My dad, the middle of three children from Naas, Ireland, came over for a summer vacation that turned into lifelong staycation. Yes, I believe in fate—without, I wouldn’t be alive. I have him to thank for my passion in music (only the good kind), my thick Irish skin, my ability to always get the last word in edgewise, and the belief that there’s nothing you don’t know that you can’t learn. There’s one other very important part of my life that I give my dad the credit for: The Shepherd University Multicultural Leadership Team.
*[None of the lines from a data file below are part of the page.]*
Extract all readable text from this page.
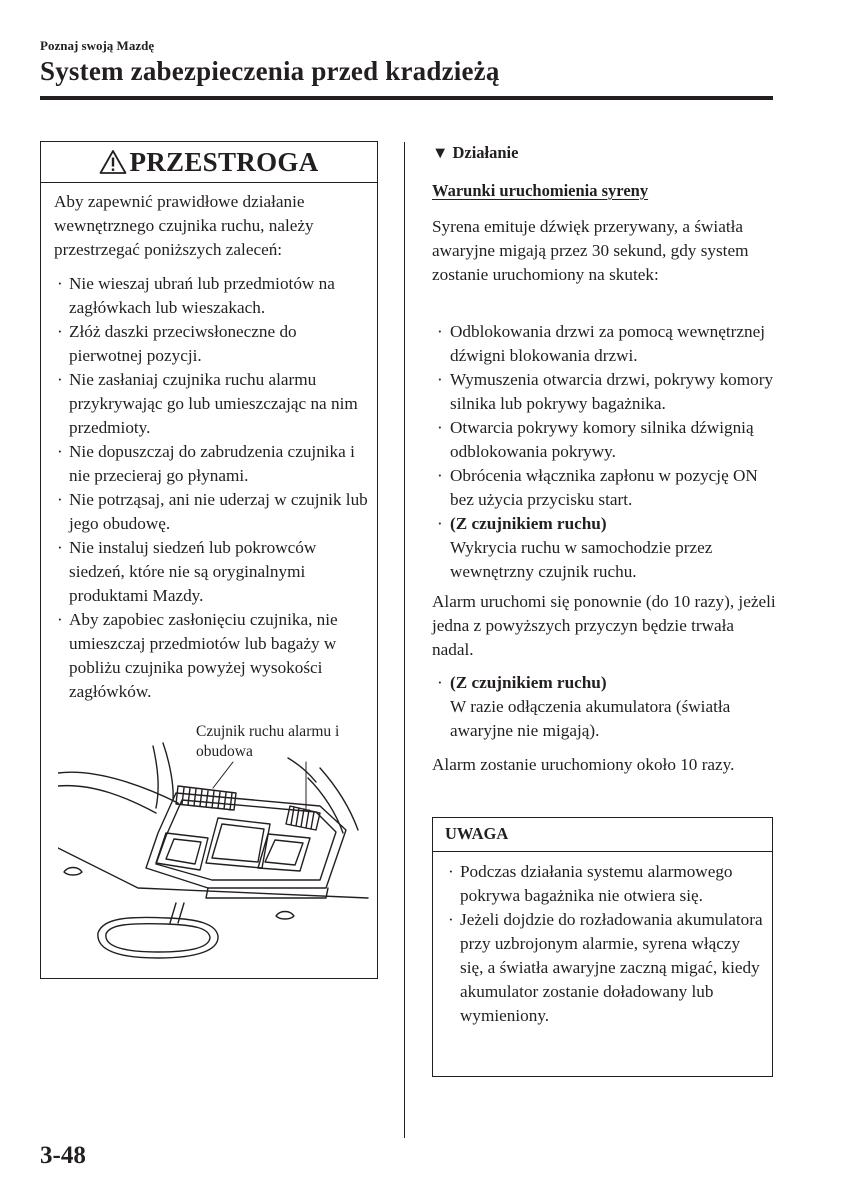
Poznaj swoją Mazdę
System zabezpieczenia przed kradzieżą
PRZESTROGA

Aby zapewnić prawidłowe działanie wewnętrznego czujnika ruchu, należy przestrzegać poniższych zaleceń:

· Nie wieszaj ubrań lub przedmiotów na zagłówkach lub wieszakach.
· Złóż daszki przeciwsłoneczne do pierwotnej pozycji.
· Nie zasłaniaj czujnika ruchu alarmu przykrywając go lub umieszczając na nim przedmioty.
· Nie dopuszczaj do zabrudzenia czujnika i nie przecieraj go płynami.
· Nie potrząsaj, ani nie uderzaj w czujnik lub jego obudowę.
· Nie instaluj siedzeń lub pokrowców siedzeń, które nie są oryginalnymi produktami Mazdy.
· Aby zapobiec zasłonięciu czujnika, nie umieszczaj przedmiotów lub bagaży w pobliżu czujnika powyżej wysokości zagłówków.
Czujnik ruchu alarmu i obudowa
▼ Działanie
Warunki uruchomienia syreny

Syrena emituje dźwięk przerywany, a światła awaryjne migają przez 30 sekund, gdy system zostanie uruchomiony na skutek:

· Odblokowania drzwi za pomocą wewnętrznej dźwigni blokowania drzwi.
· Wymuszenia otwarcia drzwi, pokrywy komory silnika lub pokrywy bagażnika.
· Otwarcia pokrywy komory silnika dźwignią odblokowania pokrywy.
· Obrócenia włącznika zapłonu w pozycję ON bez użycia przycisku start.
· (Z czujnikiem ruchu)
Wykrycia ruchu w samochodzie przez wewnętrzny czujnik ruchu.

Alarm uruchomi się ponownie (do 10 razy), jeżeli jedna z powyższych przyczyn będzie trwała nadal.

· (Z czujnikiem ruchu)
W razie odłączenia akumulatora (światła awaryjne nie migają).

Alarm zostanie uruchomiony około 10 razy.

UWAGA
· Podczas działania systemu alarmowego pokrywa bagażnika nie otwiera się.
· Jeżeli dojdzie do rozładowania akumulatora przy uzbrojonym alarmie, syrena włączy się, a światła awaryjne zaczną migać, kiedy akumulator zostanie doładowany lub wymieniony.
3-48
He forced me to apply to the Multicultural Leadership Team (MLT) halfway through my freshman year. I remember dreading it because it was right around midterms, but MLT is one of the most impactful elements of my undergraduate education. My dad has a way of enforcing values that are justified with financial benefits but are rooted in his ethics: Short showers, water isn’t free, don’t throw that away we have a compost for a reason, turn that light off you’re not using it—all of which translate into his consideration for environmental conservation. You need to apply to this team, you’ll get a scholarship—which I like to think was rooted in his wanting me to be apart of a group of leaders who value and encourage diversity and social justice.
My involvement with MLT has given me perspective, a passion for equality, and hope in the future because one day my smart, compassionate, progressive teammates are going to be real leaders in the world. So, while at one point I was going to be a lawyer, then a freelance writer, an entrepreneur, a documentarian. MLT has guided me back to my 5-year-old mentality: All I really want is to have plenty to eat, a homey place to sleep, and the opportunity to help people. I’m grateful that I learned that I don’t need to join a convent to do so.